Chez moi
Je referme ma porte d’entrée, une vague de cannelle et de vieil appartement mélangés me balaie la figure, et c’est maintenant, seulement maintenant, que j’en prends conscience : je suis chez moi. Mieux : j’ai un chez-moi.
Ca fait un an que j’ai signé l’acte de vente et il m’aura fallu une engueulade monumentale avec l’autorité parentale pour me sentir vraiment chez moi, une bonne fois pour toutes. Pour m’apercevoir que quand le reste du monde m’horripile, j’ai un endroit sur terre qui n’appartient qu’à moi, dans lequel je peux me réfugier et disparaître au reste du monde. Un chez-moi. La liberté ultime. Pas celle des grands espaces, mais celle des petits appartements et des cocons doux.
Pourquoi aujourd’hui ? Rien de spécial dans ma journée ne justifie cet élan de tendresse envers mon minuscule appartement, cette révélation en me hissant jusqu’à mon septième étage.
La lassitude des avions, des hôtels et des aéroports m’a grignoté le cœur sans que je ne m’en aperçoive réellement depuis maintenant 11 ans. « Always on the run », c’est moi. C’était moi. C’est un peu encore moi, mais je me soigne. Le départ imminent pour aller retrouver quelque chose, mieux : quelqu’un, sur un autre bout de continent est une véritable addiction. Je me suis longtemps saoûlée au quai des grands départs. Aller voir ailleurs si j’y suis, en général je n’y étais jamais entière, alors je repartais vérifier plus loin si l’herbe était vraiment plus verte, si les hommes étaient vraiment plus beaux, si j’étais vraiment plus moi.

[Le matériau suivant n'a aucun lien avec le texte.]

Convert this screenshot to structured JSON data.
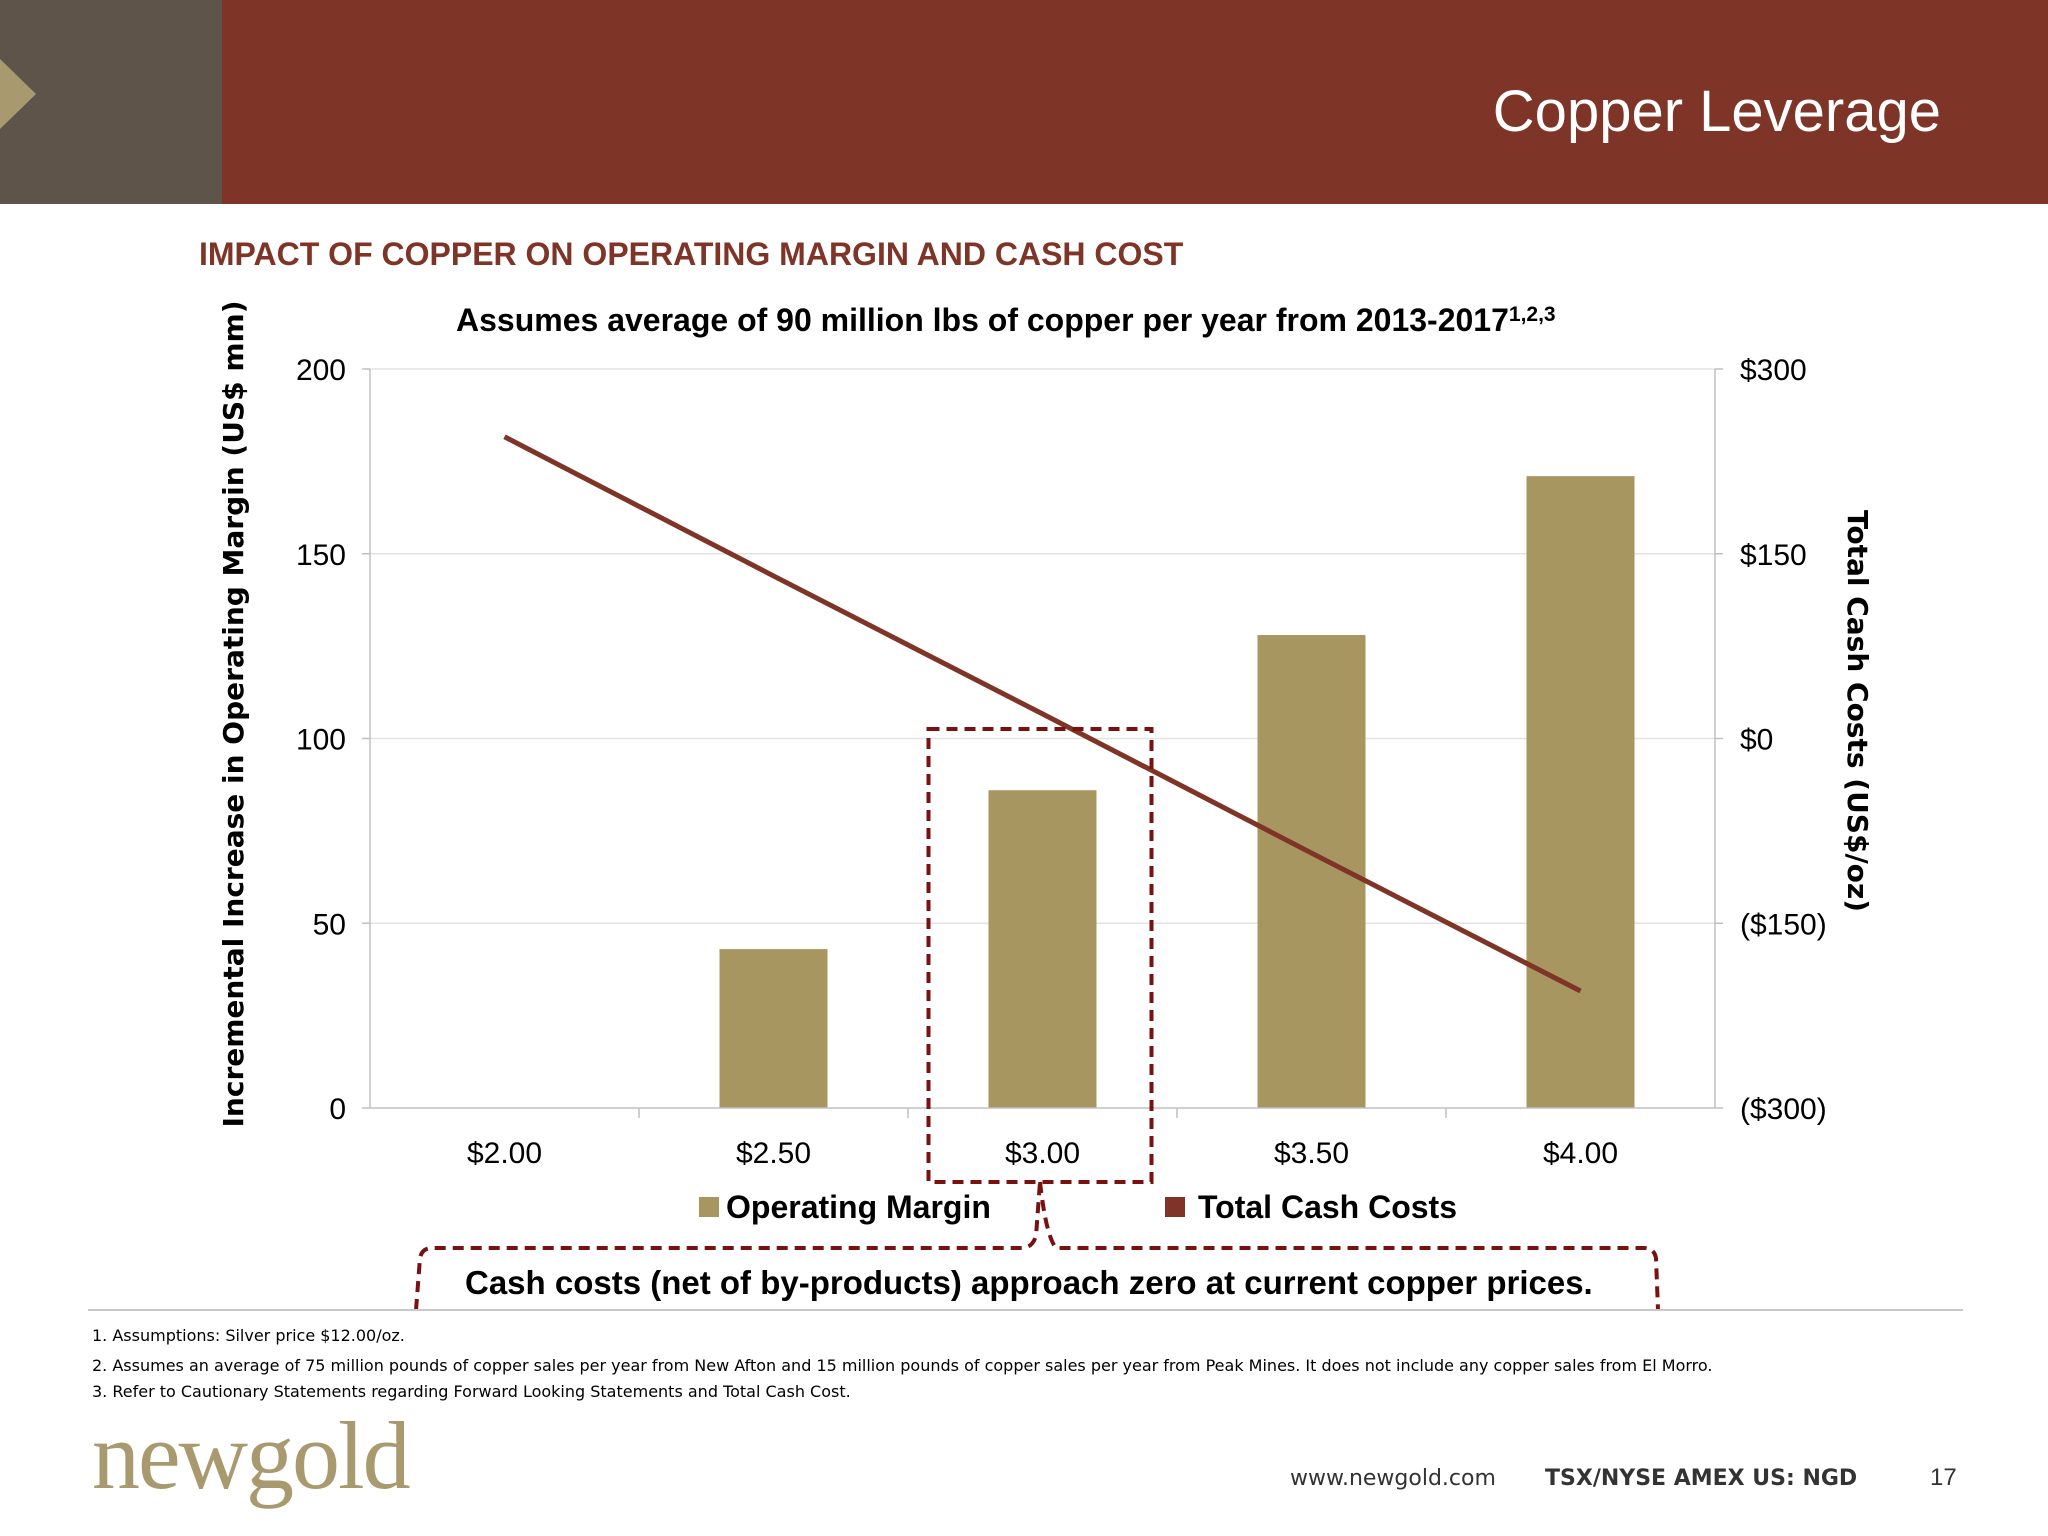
{
  "header": {
    "title": "Copper Leverage"
  },
  "section_heading": "IMPACT OF COPPER ON OPERATING MARGIN AND CASH COST",
  "chart_data": {
    "type": "bar",
    "subtitle": "Assumes average of 90 million lbs of copper per year from 2013-2017",
    "subtitle_superscript": "1,2,3",
    "categories": [
      "$2.00",
      "$2.50",
      "$3.00",
      "$3.50",
      "$4.00"
    ],
    "series": [
      {
        "name": "Operating Margin",
        "type": "bar",
        "axis": "left",
        "color": "#a89660",
        "values": [
          0,
          43,
          86,
          128,
          171
        ]
      },
      {
        "name": "Total Cash Costs",
        "type": "line",
        "axis": "right",
        "color": "#7e3426",
        "values": [
          245,
          132,
          20,
          -93,
          -205
        ]
      }
    ],
    "ylabel_left": "Incremental Increase in Operating Margin (US$ mm)",
    "ylabel_right": "Total Cash Costs (US$/oz)",
    "ylim_left": [
      0,
      200
    ],
    "yticks_left": [
      0,
      50,
      100,
      150,
      200
    ],
    "ytick_labels_left": [
      "0",
      "50",
      "100",
      "150",
      "200"
    ],
    "ylim_right": [
      -300,
      300
    ],
    "yticks_right": [
      -300,
      -150,
      0,
      150,
      300
    ],
    "ytick_labels_right": [
      "($300)",
      "($150)",
      "$0",
      "$150",
      "$300"
    ],
    "grid": true,
    "legend_position": "bottom",
    "highlighted_category": "$3.00",
    "callout": "Cash costs (net of by-products) approach zero at current copper prices."
  },
  "footnotes": [
    "1.  Assumptions: Silver price $12.00/oz.",
    "2.  Assumes an average of 75 million pounds of copper sales per year from New Afton and 15 million pounds of copper sales per year from Peak Mines. It does not include any copper sales from El Morro.",
    "3. Refer to Cautionary Statements regarding Forward Looking Statements and Total Cash Cost."
  ],
  "footer": {
    "logo_text": "newgold",
    "url": "www.newgold.com",
    "ticker": "TSX/NYSE AMEX US: NGD",
    "page_number": "17"
  },
  "colors": {
    "header_bar": "#7e3426",
    "header_block": "#5f544a",
    "accent_gold": "#a89a6e",
    "callout_border": "#7a1010"
  }
}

Et puis les avions et les décalages horaires ont fini par peser sur mes rêves. L’apesanteur permanente porte au cœur, elle fatigue, on se surprend à vouloir atterrir, se poser rien qu’un instant. L’atterrissage est douloureux : je me suis aperçue pendant mes heures de vol que la terre avait continué de tourner sans moi. Je n’ai plus reconnu ma base de lancement. Je n’avais plus de chez moi. J’avais un chez mes parents, un chez mes amis, un pays adoptif, un pays natal, un pays presque-adopté-et-finalement-non, plein de chez les autres pour zéro chez-moi. Je suis allée à ce qui ressemblait le plus à un chez-moi, la bulle familiale, mais ce n’était plus vraiment chez-moi. J’avais apporté trop de valises de mes voyages avec moi, et ma chambre d’adolescente n’était plus assez grande pour que je puisse toutes les y poser.

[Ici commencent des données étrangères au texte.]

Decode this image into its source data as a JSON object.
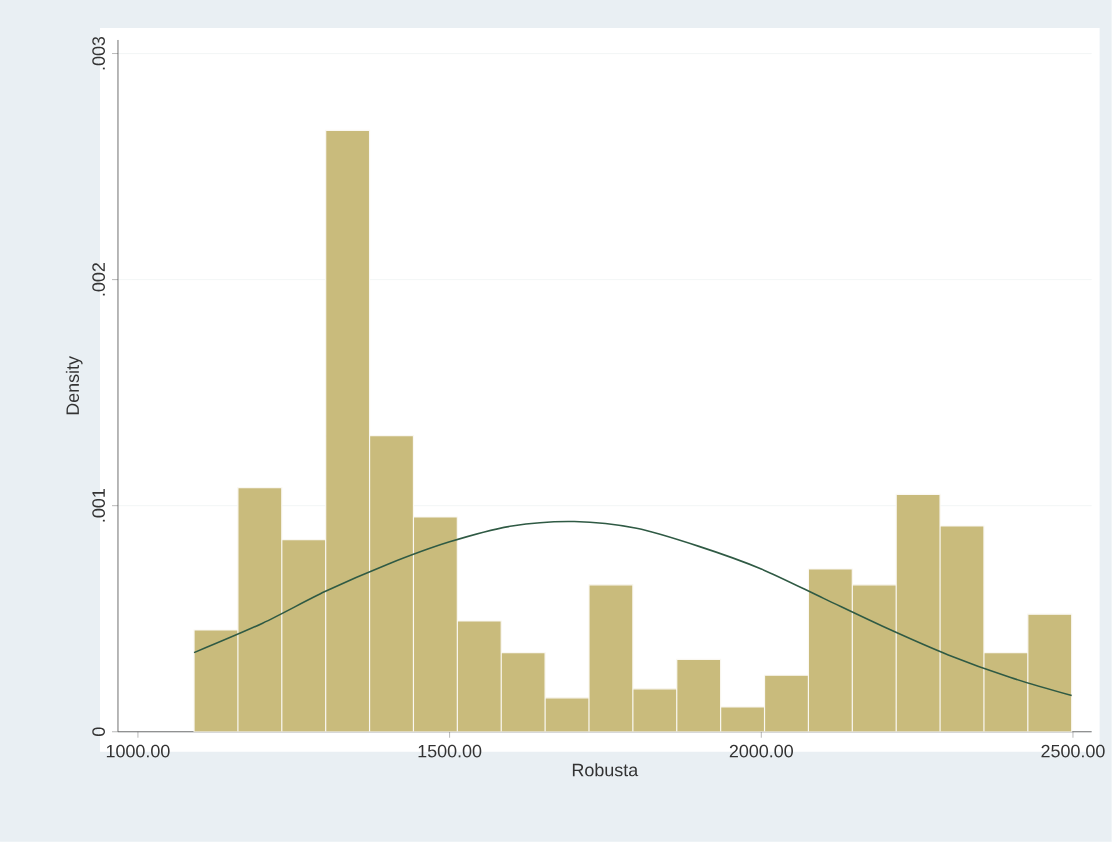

Toujours en transit, les chambres d’hôtel londoniennes ont fini par se mélanger comme les couleurs dans une machine à laver. Les aéroports américains se sont brouillés dans ma tête pour n’en former plus qu’un, impersonnel et indistinct, emblématique. Le jour où les stewards de l’Eurostar ont commencé à me reconnaître, je me suis dit que je passais plus de temps à me déplacer qu’à vivre réellement. D’ici à penser que l’immobilité me terrifiait, il n’y avait qu’un pas, un de plus.
Et puis un soir au retour d’une énième escale en TGV, un carré inattendu s’est dessiné sur ma page. Une géométrie irrégulière m’a regardée avec des yeux de chien de la SPA. Il n’était pas tout à fait ce que j’attendais. Il était plus petit, plus vieux, plus mal fichu. Mais enfin, derrière toutes ses imperfections, je le reconnaissais. C’était incontestablement lui. J’étais déjà chez moi. J’étais chez moi à la minute où j’ai mis le pied sur son parquet pour la première fois. Je traîne pour le rendre beau, je traîne pour venir le voir, mais il est à moi comme je suis à lui. Sa présence me donne des ailes, je pourrais m’envoler n’importe où maintenant que je sais que j’ai une piste d’atterrissage pour mes retours.
Parfois le soir, je m’assois par terre contre le radiateur, ma tasse de thé à la main. Je regarde les toits parisiens et les fenêtres allumées qui racontent toutes une histoire différente et le monde me rappelle que je fais partie de lui. Il y a un peu de tous mes proches, dans les rares objets de l’appartement et je me sens entière.